As with any emerging technology, ensuring the safety of nanotechnology in medical applications is an on-going and important effort. The Food and Drug Administration (FDA), National Institute for Occupational Safety and Health (NIOSH), and National Institute of Environmental Health Sciences (NIEHS) are three key research and regulatory organizations that play significant roles in assuring the safety of nanotechnology. The FDA evaluates the potential risks associated with nanomaterials and approves nanotechnology-based products based on their safety and effectiveness. FDA has issued several guidance documents on topics relating to the use of nanotechnology. The NIOSH, a part of the Centers for Disease Control and Prevention (CDC), primarily focuses on the assessment of potential hazards related to nanomaterial exposure in workplaces and setting guidelines for their safe use. The NIEHS, a part of NIH, is dedicated to researching the impact of environmental factors on human health. The three agencies collaborate to understand the risks and benefits of nanotechnology, establish safety guidelines, and provide regulatory oversight to protect the public from potential adverse effects associated with nanomaterial exposure.

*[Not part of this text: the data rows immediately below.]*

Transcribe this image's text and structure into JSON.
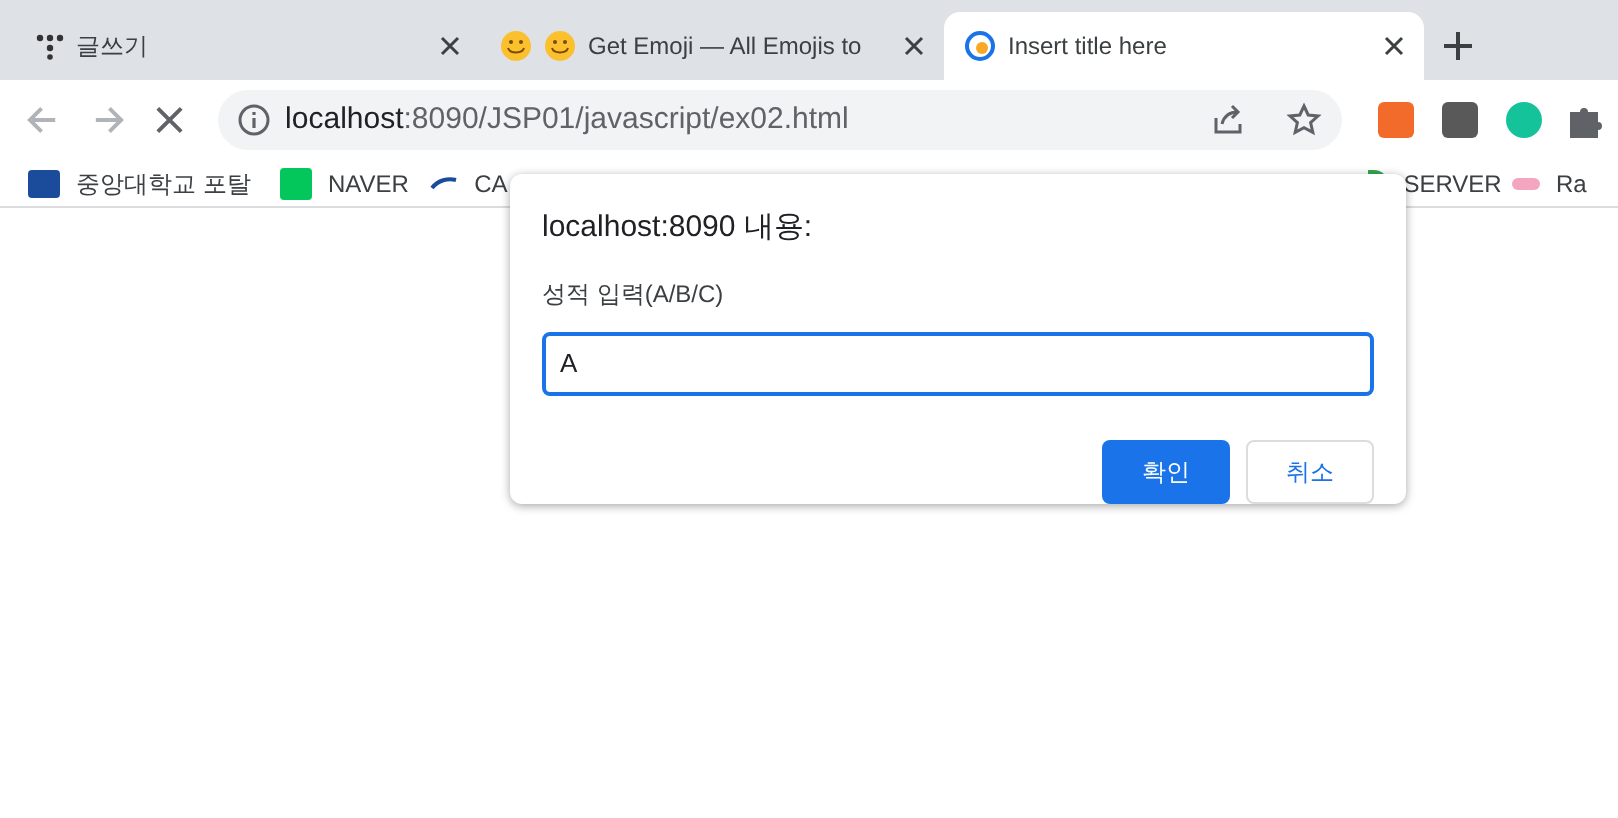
{
  "tabs": [
    {
      "title": "글쓰기",
      "selected": false
    },
    {
      "title": "Get Emoji — All Emojis to",
      "selected": false
    },
    {
      "title": "Insert title here",
      "selected": true
    }
  ],
  "address_bar": {
    "host": "localhost",
    "rest": ":8090/JSP01/javascript/ex02.html"
  },
  "bookmarks": [
    {
      "label": "중앙대학교 포탈"
    },
    {
      "label": "NAVER"
    },
    {
      "label": "CA"
    },
    {
      "label": "SERVER"
    },
    {
      "label": "Ra"
    }
  ],
  "dialog": {
    "title": "localhost:8090 내용:",
    "message": "성적 입력(A/B/C)",
    "value": "A",
    "buttons": [
      {
        "label": "확인",
        "kind": "primary"
      },
      {
        "label": "취소",
        "kind": "secondary"
      }
    ]
  }
}
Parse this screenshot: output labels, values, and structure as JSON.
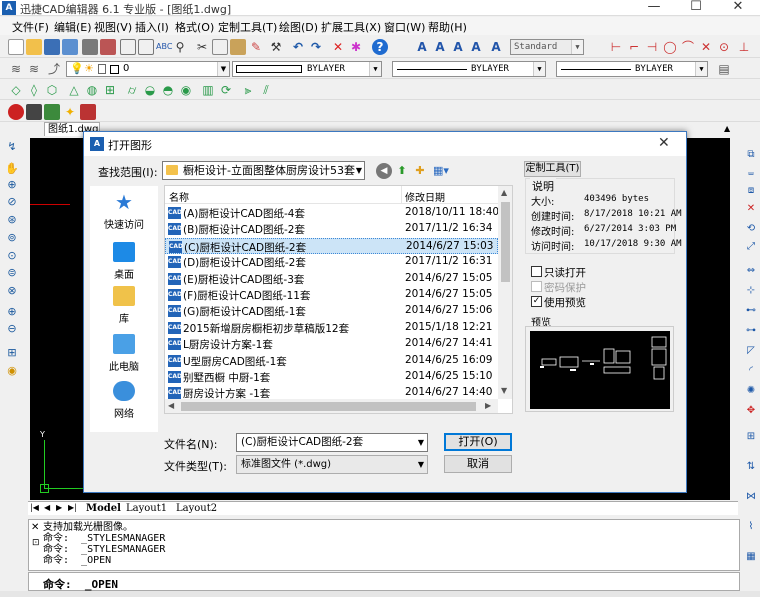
{
  "app": {
    "title": "迅捷CAD编辑器 6.1 专业版 - [图纸1.dwg]",
    "logo": "A",
    "window_controls": {
      "minimize": "—",
      "maximize": "☐",
      "close": "✕"
    }
  },
  "menu": [
    "文件(F)",
    "编辑(E)",
    "视图(V)",
    "插入(I)",
    "格式(O)",
    "定制工具(T)",
    "绘图(D)",
    "扩展工具(X)",
    "窗口(W)",
    "帮助(H)"
  ],
  "toolbar": {
    "text_style": "Standard",
    "layer": "0",
    "color": "BYLAYER",
    "linetype": "BYLAYER",
    "lineweight": "BYLAYER"
  },
  "doc_tab": "图纸1.dwg",
  "ucs": {
    "x": "X",
    "y": "Y"
  },
  "layout_tabs": [
    "Model",
    "Layout1",
    "Layout2"
  ],
  "command_history": [
    "支持加载光栅图像。",
    "命令:  _STYLESMANAGER",
    "命令:  _STYLESMANAGER",
    "命令:  _OPEN"
  ],
  "command_prompt": "命令:  _OPEN",
  "dialog": {
    "title": "打开图形",
    "icon": "A",
    "lookin_label": "查找范围(I):",
    "lookin_value": "橱柜设计-立面图整体厨房设计53套",
    "places": [
      {
        "label": "快速访问",
        "icon": "star-icon",
        "color": "#2a7ad6"
      },
      {
        "label": "桌面",
        "icon": "desktop-icon",
        "color": "#1d8ae6"
      },
      {
        "label": "库",
        "icon": "library-icon",
        "color": "#f0c24a"
      },
      {
        "label": "此电脑",
        "icon": "computer-icon",
        "color": "#4aa0e6"
      },
      {
        "label": "网络",
        "icon": "network-icon",
        "color": "#3a8fdc"
      }
    ],
    "columns": {
      "name": "名称",
      "date": "修改日期"
    },
    "files": [
      {
        "name": "(A)厨柜设计CAD图纸-4套",
        "date": "2018/10/11 18:40",
        "icon": "CAD"
      },
      {
        "name": "(B)厨柜设计CAD图纸-2套",
        "date": "2017/11/2 16:34",
        "icon": "CAD"
      },
      {
        "name": "(C)厨柜设计CAD图纸-2套",
        "date": "2014/6/27 15:03",
        "icon": "CAD"
      },
      {
        "name": "(D)厨柜设计CAD图纸-2套",
        "date": "2017/11/2 16:31",
        "icon": "CAD"
      },
      {
        "name": "(E)厨柜设计CAD图纸-3套",
        "date": "2014/6/27 15:05",
        "icon": "CAD"
      },
      {
        "name": "(F)厨柜设计CAD图纸-11套",
        "date": "2014/6/27 15:05",
        "icon": "CAD"
      },
      {
        "name": "(G)厨柜设计CAD图纸-1套",
        "date": "2014/6/27 15:06",
        "icon": "CAD"
      },
      {
        "name": "2015新增厨房橱柜初步草稿版12套",
        "date": "2015/1/18 12:21",
        "icon": "CAD"
      },
      {
        "name": "L厨房设计方案-1套",
        "date": "2014/6/27 14:41",
        "icon": "CAD"
      },
      {
        "name": "U型厨房CAD图纸-1套",
        "date": "2014/6/25 16:09",
        "icon": "CAD"
      },
      {
        "name": "别墅西橱 中厨-1套",
        "date": "2014/6/25 15:10",
        "icon": "CAD"
      },
      {
        "name": "厨房设计方案 -1套",
        "date": "2014/6/27 14:40",
        "icon": "CAD"
      },
      {
        "name": "厨房设计方案 -3套",
        "date": "2014/6/27 14:32",
        "icon": "CAD"
      }
    ],
    "selected_index": 2,
    "filename_label": "文件名(N):",
    "filename_value": "(C)厨柜设计CAD图纸-2套",
    "filetype_label": "文件类型(T):",
    "filetype_value": "标准图文件 (*.dwg)",
    "open_button": "打开(O)",
    "cancel_button": "取消",
    "custom_button": "定制工具(T)",
    "desc_title": "说明",
    "info": [
      {
        "label": "大小:",
        "value": "403496 bytes"
      },
      {
        "label": "创建时间:",
        "value": "8/17/2018 10:21 AM"
      },
      {
        "label": "修改时间:",
        "value": "6/27/2014 3:03 PM"
      },
      {
        "label": "访问时间:",
        "value": "10/17/2018 9:30 AM"
      }
    ],
    "readonly_label": "只读打开",
    "password_label": "密码保护",
    "preview_check_label": "使用预览",
    "preview_checked": true,
    "preview_title": "预览"
  }
}
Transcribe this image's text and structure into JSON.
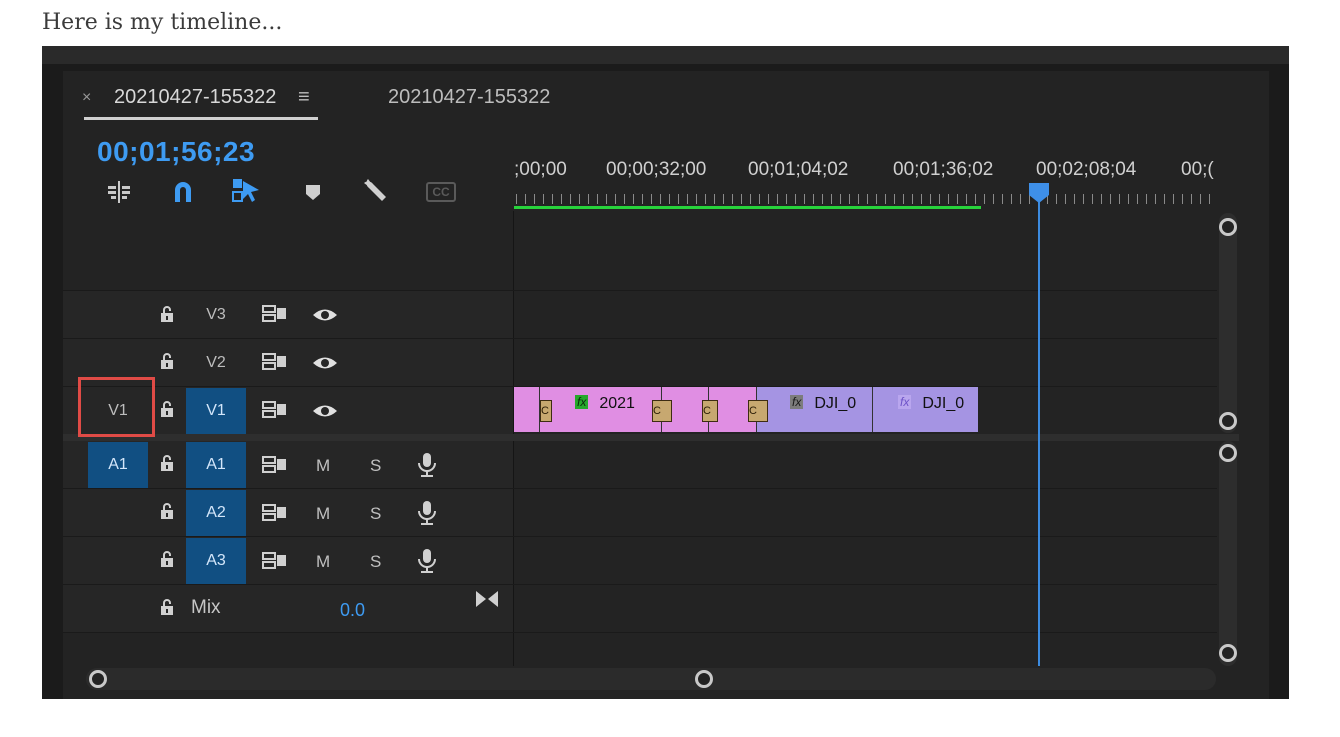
{
  "caption": "Here is my timeline...",
  "tabs": [
    {
      "label": "20210427-155322",
      "active": true
    },
    {
      "label": "20210427-155322",
      "active": false
    }
  ],
  "tab_close": "×",
  "tab_menu": "≡",
  "timecode": "00;01;56;23",
  "tools": [
    {
      "name": "insert-sequence-icon"
    },
    {
      "name": "snap-icon"
    },
    {
      "name": "linked-selection-icon"
    },
    {
      "name": "add-marker-icon"
    },
    {
      "name": "wrench-icon"
    },
    {
      "name": "captions-icon",
      "label": "CC"
    }
  ],
  "ruler": [
    ";00;00",
    "00;00;32;00",
    "00;01;04;02",
    "00;01;36;02",
    "00;02;08;04",
    "00;("
  ],
  "video_tracks": [
    {
      "name": "V3",
      "source": "",
      "targeted": false
    },
    {
      "name": "V2",
      "source": "",
      "targeted": false
    },
    {
      "name": "V1",
      "source": "V1",
      "targeted": true
    }
  ],
  "audio_tracks": [
    {
      "name": "A1",
      "source": "A1",
      "targeted": true,
      "m": "M",
      "s": "S"
    },
    {
      "name": "A2",
      "source": "",
      "targeted": true,
      "m": "M",
      "s": "S"
    },
    {
      "name": "A3",
      "source": "",
      "targeted": true,
      "m": "M",
      "s": "S"
    }
  ],
  "mix": {
    "label": "Mix",
    "value": "0.0"
  },
  "clips": [
    {
      "label": "2021",
      "fx": "fx"
    },
    {
      "label": "DJI_0",
      "fx": "fx"
    },
    {
      "label": "DJI_0",
      "fx": "fx"
    }
  ],
  "small_clip_letter": "C",
  "colors": {
    "accent": "#3e9bf2",
    "track_target": "#114f82",
    "work_area": "#27d33b",
    "clip_pink": "#e08ee3",
    "clip_violet": "#a594e3",
    "highlight": "#e04b46"
  }
}
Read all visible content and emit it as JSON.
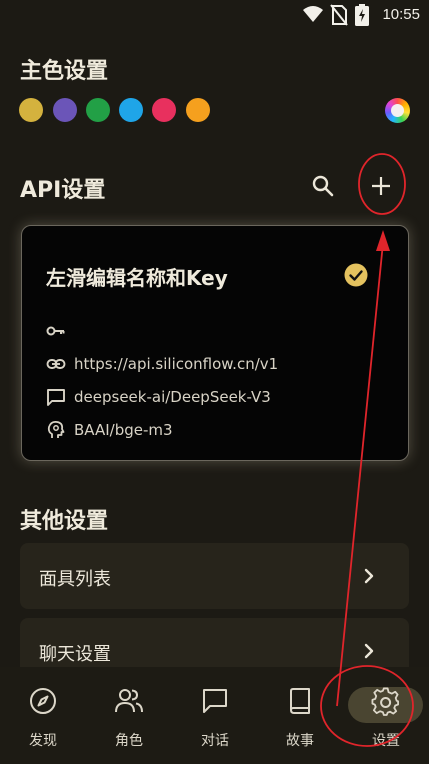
{
  "status_bar": {
    "time": "10:55"
  },
  "theme_section": {
    "title": "主色设置",
    "colors": [
      "#d4b23e",
      "#6b55b8",
      "#22a046",
      "#1fa5e8",
      "#e8305e",
      "#f5a01e"
    ]
  },
  "api_section": {
    "title": "API设置",
    "card": {
      "name": "左滑编辑名称和Key",
      "key": "",
      "url": "https://api.siliconflow.cn/v1",
      "chat_model": "deepseek-ai/DeepSeek-V3",
      "embedding_model": "BAAI/bge-m3"
    }
  },
  "other_section": {
    "title": "其他设置",
    "items": [
      {
        "label": "面具列表"
      },
      {
        "label": "聊天设置"
      }
    ]
  },
  "bottom_nav": {
    "items": [
      {
        "label": "发现"
      },
      {
        "label": "角色"
      },
      {
        "label": "对话"
      },
      {
        "label": "故事"
      },
      {
        "label": "设置"
      }
    ],
    "active": "设置"
  },
  "colors": {
    "background": "#1c1a14",
    "accent": "#e4c25f",
    "annotation": "#e0252b"
  }
}
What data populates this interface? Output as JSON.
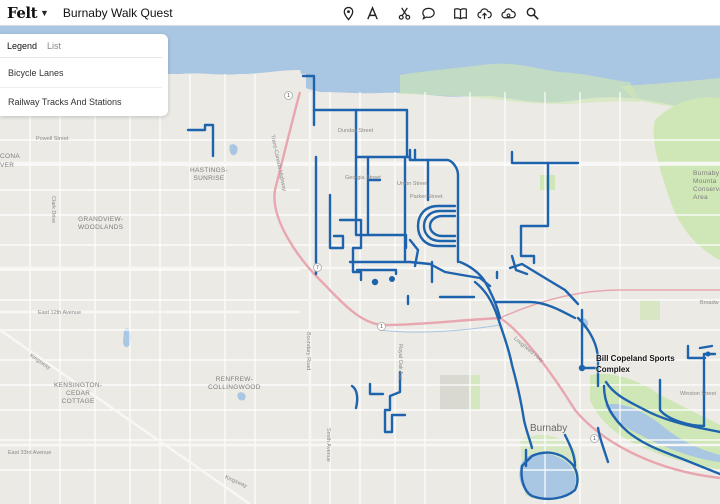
{
  "app": {
    "logo": "Felt",
    "title": "Burnaby Walk Quest"
  },
  "toolbar": {
    "tools": [
      "pin-icon",
      "text-tool-icon",
      "scissors-icon",
      "comment-icon",
      "book-icon",
      "upload-cloud-icon",
      "cloud-data-icon",
      "search-icon"
    ]
  },
  "legend": {
    "tabs": [
      "Legend",
      "List"
    ],
    "active_tab": "Legend",
    "layers": [
      "Bicycle Lanes",
      "Railway Tracks And Stations"
    ]
  },
  "map": {
    "route_color": "#1e63ad",
    "water_color": "#a9c6e2",
    "park_color": "#cfe6b6",
    "labels": {
      "cona": "CONA",
      "ver": "VER",
      "hastings_sunrise": "HASTINGS-\nSUNRISE",
      "grandview": "GRANDVIEW-\nWOODLANDS",
      "renfrew": "RENFREW-\nCOLLINGWOOD",
      "kensington": "KENSINGTON-\nCEDAR\nCOTTAGE",
      "burnaby_mountain": "Burnaby\nMounta\nConserva\nArea",
      "burnaby": "Burnaby",
      "poi": "Bill Copeland Sports\nComplex"
    },
    "roads": {
      "powell": "Powell Street",
      "dundas": "Dundas Street",
      "georgia": "Georgia Street",
      "union": "Union Street",
      "parker": "Parker Street",
      "east12": "East 12th Avenue",
      "east33": "East 33rd Avenue",
      "kingsway": "Kingsway",
      "kingsway2": "Kingsway",
      "clark": "Clark Drive",
      "transcanada": "Trans-Canada Highway",
      "boundary": "Boundary Road",
      "smith": "Smith Avenue",
      "royal": "Royal Oak Ave",
      "winston": "Winston Street",
      "broadway": "Broadw",
      "lougheed": "Lougheed Hwy"
    },
    "shields": [
      "1",
      "7",
      "1",
      "1"
    ]
  }
}
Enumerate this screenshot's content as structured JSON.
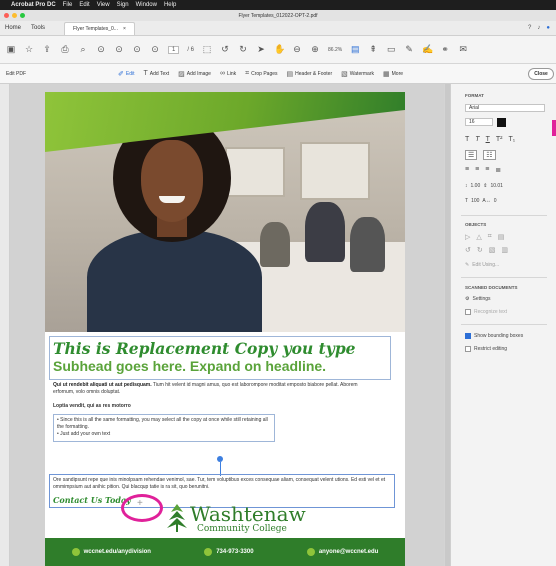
{
  "menubar": {
    "app": "Acrobat Pro DC",
    "items": [
      "File",
      "Edit",
      "View",
      "Sign",
      "Window",
      "Help"
    ]
  },
  "window": {
    "title": "Flyer Templates_012022-OPT-2.pdf"
  },
  "tabs": {
    "home": "Home",
    "tools": "Tools",
    "doc": "Flyer Templates_0...",
    "close": "×"
  },
  "toolbar": {
    "page_current": "1",
    "page_total": "/ 6",
    "zoom": "86.2%"
  },
  "editbar": {
    "label": "Edit PDF",
    "items": [
      "Edit",
      "Add Text",
      "Add Image",
      "Link",
      "Crop Pages",
      "Header & Footer",
      "Watermark",
      "More"
    ],
    "close": "Close"
  },
  "flyer": {
    "headline": "This is Replacement Copy you type",
    "subhead": "Subhead goes here. Expand on headline.",
    "body1_bold": "Qui ut rendebit aliquati ut aut pedisquam.",
    "body1": " Tium hit velent id magni amus, quo est laborompore moditat emposto biabore pellat. Aborem erfornum, volo omnis doluptat.",
    "lopt": "Loptia vendit, qui as res motorro",
    "bullets": [
      "Since this is all the same formatting, you may select all the copy at once while still retaining all the formatting.",
      "Just add your own text"
    ],
    "body2": "Ore sandipsunt repe que inis minolpsam rehendae venimol, sae. Tur, tem voluptibus exces consequae aliam, consequat velent utions. Ed esti vel et et ommimpsium aut anihic pition. Qui blacqup tatie is ra sit, quo berunitni.",
    "contact": "Contact Us Today",
    "cursor": "+",
    "logo_name": "Washtenaw",
    "logo_sub": "Community College",
    "footer": {
      "web": "wccnet.edu/anydivision",
      "phone": "734-973-3300",
      "email": "anyone@wccnet.edu"
    }
  },
  "panel": {
    "format_title": "FORMAT",
    "font": "Arial",
    "size": "16",
    "line_spacing": "1.00",
    "para_spacing": "10.01",
    "scale": "100",
    "char_spacing": "0",
    "objects_title": "OBJECTS",
    "edit_using": "Edit Using...",
    "scanned_title": "SCANNED DOCUMENTS",
    "settings": "Settings",
    "recognize": "Recognize text",
    "show_boxes": "Show bounding boxes",
    "restrict": "Restrict editing"
  },
  "colors": {
    "green_dark": "#2f7d2a",
    "green_light": "#8fc43a",
    "headline_green": "#2f8c2f",
    "cursor_ring": "#e0219a",
    "accent_blue": "#2d6fd6"
  }
}
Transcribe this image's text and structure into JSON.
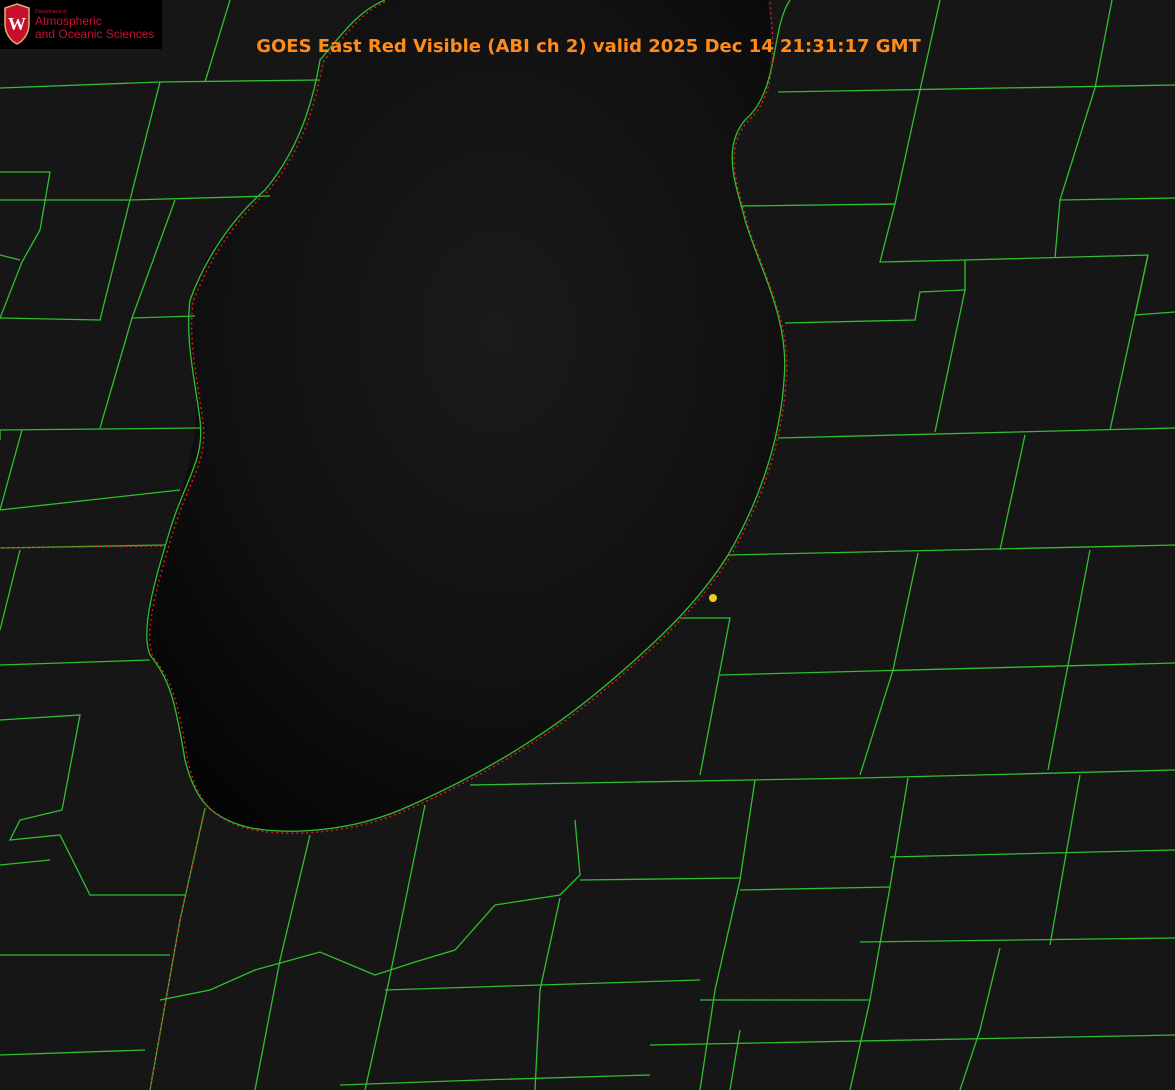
{
  "title": "GOES East Red Visible (ABI ch 2) valid 2025 Dec 14 21:31:17 GMT",
  "logo": {
    "dept": "Department of",
    "line1": "Atmospheric",
    "line2": "and Oceanic Sciences",
    "seal_letter": "W"
  },
  "colors": {
    "background": "#151515",
    "lake": "#0a0a0a",
    "county_lines": "#2fbf2f",
    "state_line": "#d81e1e",
    "title": "#ff8c1a",
    "station_marker": "#e6d21e",
    "logo_text": "#c8102e"
  },
  "map": {
    "layers": [
      "county-boundaries",
      "state-boundaries",
      "shoreline",
      "station-marker"
    ],
    "marker_count": 1
  }
}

To serve the nanotechnology and cancer research communities, the Nanotechnology Characterization Laboratory (NCL) was conceived at the onset of the Alliance and has become a critical intramural infrastructure aiding the efficacy and toxicity characterization of nanomaterials intended for cancer diagnostics and therapeutics. In concert with National Institutes of Standards and Technology (NIST) and FDA, the NCL took the lead role in creating an assay cascade to characterize the physical attributes of nanoscale devices, assess their in vitro biological properties, and evaluate their in vivo compatibility. So far, the NCL has collaborated with more than 125 investigators worldwide, evaluated over 500 unique nanoparticles for cancer applications, and disseminated their methodologies, characterization protocols, and data to the public through the Cancer Nanotechnology Laboratory (caNanoLab) database.